Je maintiens cette connexion entre l’enseignement et la pratique professionnelle : j’ai pu construire ici mon projet de résidence de danse. Au mois d’avril, pendant une semaine, je propose à des danseurs professionnels et à des étudiants en école de danse de suivre l’enseignement de deux danseurs talentueux pour améliorer leur technique, collaborer et explorer de nouvelles formes de mouvement, d’expression. Ce qui rend cette proposition originale, unique, c’est le Couserans, la montagne : les danseurs sont toujours enfermés dans des studios, des salles de répétition, des théâtres, toujours en ville. Ici ils ont cette rare opportunité d’être en pleine nature (une randonnée est même programmée au milieu de la semaine), de trouver du temps et de l’espace pour réfléchir, faire émerger de nouvelles idées.

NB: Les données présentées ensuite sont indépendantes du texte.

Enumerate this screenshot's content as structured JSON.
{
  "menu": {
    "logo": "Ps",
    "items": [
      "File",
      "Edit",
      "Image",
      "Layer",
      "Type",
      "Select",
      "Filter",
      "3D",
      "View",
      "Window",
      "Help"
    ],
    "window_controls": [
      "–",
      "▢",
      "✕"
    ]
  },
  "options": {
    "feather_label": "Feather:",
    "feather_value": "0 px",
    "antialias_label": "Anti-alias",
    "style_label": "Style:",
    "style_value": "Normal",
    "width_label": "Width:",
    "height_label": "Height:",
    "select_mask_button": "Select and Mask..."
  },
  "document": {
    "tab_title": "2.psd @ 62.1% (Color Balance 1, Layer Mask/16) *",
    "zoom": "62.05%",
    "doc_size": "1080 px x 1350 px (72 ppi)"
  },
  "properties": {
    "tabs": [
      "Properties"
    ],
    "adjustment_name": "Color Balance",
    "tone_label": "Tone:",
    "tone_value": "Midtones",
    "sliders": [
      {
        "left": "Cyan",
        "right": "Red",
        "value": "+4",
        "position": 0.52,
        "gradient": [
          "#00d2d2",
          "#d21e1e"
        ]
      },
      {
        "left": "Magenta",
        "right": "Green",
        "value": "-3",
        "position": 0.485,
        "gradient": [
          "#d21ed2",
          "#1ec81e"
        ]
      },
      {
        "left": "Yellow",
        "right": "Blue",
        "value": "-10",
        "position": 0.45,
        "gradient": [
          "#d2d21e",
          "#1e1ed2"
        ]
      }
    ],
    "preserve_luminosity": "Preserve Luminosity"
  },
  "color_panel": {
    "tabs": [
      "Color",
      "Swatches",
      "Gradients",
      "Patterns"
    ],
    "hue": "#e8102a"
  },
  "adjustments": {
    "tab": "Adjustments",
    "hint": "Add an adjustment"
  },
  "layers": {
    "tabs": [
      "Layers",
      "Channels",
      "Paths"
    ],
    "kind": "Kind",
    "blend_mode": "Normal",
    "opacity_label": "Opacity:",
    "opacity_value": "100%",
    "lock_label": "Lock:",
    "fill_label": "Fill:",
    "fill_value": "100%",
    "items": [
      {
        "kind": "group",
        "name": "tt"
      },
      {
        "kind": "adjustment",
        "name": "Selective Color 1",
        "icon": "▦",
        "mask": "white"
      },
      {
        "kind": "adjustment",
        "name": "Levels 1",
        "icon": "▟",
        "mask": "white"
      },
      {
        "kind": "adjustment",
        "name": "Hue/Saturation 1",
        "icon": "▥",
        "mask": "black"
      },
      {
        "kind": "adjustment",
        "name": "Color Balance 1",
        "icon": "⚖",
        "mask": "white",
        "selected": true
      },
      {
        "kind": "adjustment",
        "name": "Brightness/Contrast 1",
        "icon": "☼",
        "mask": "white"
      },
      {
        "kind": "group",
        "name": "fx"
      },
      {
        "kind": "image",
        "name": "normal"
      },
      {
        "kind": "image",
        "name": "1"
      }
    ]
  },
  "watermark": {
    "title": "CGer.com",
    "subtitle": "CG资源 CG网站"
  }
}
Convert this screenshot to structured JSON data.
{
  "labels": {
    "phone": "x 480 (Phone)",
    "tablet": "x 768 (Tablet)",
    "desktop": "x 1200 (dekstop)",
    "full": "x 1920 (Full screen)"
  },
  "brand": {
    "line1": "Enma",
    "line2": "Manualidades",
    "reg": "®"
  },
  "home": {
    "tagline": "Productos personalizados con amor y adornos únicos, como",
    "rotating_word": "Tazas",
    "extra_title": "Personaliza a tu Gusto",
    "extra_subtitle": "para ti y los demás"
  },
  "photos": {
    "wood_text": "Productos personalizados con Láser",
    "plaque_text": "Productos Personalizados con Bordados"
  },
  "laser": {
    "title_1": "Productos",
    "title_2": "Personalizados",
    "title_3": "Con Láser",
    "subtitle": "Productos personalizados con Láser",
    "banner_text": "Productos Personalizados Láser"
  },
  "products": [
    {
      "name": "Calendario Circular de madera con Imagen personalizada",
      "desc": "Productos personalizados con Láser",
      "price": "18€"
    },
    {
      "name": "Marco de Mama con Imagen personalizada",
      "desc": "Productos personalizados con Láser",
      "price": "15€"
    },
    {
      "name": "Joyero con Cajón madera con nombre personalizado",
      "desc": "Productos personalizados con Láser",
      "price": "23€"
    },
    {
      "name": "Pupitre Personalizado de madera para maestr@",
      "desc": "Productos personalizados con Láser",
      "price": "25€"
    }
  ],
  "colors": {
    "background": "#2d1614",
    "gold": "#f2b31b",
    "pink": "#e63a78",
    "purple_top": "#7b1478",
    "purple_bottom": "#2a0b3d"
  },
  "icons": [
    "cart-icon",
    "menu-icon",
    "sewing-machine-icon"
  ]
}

Comme dans mon enseignement, j’aspire avec cette résidence à agir comme une maïeuticienne, à permettre à des danseurs d’apprendre de nouvelles choses, certes, mais surtout d’exprimer ce qu’ils ont en eux, de trouver une liberté. C’est un métier très dur, on est constamment jugé, sous pression, on passe des examens, des auditions, on se conforme à des modèles dans l’espoir de décrocher un rôle, quelque chose qui nous permettra de travailler, d’exercer notre art, d’être payé… J’aimerais avec cette résidence qu’ils ou elles puissent faire un pas de côté, s’autoriser à explorer de nouvelles voies.
D’ailleurs avec le recul je me rends compte que je n’ai jamais été pleinement heureuse en tant qu’interprète. Je me suis sentie seule, inquiète très souvent ; j’étais heureuse sur scène, dans le mouvement, le temps de la représentation mais dès que je redescendais, je n’étais pas complètement satisfaite de moi, je doutais beaucoup. En tant qu’enseignante, je sens que je peux permettre à des talents d’éclore, de s’épanouir, j’essaie de transmettre le bonheur que je ressens à danser.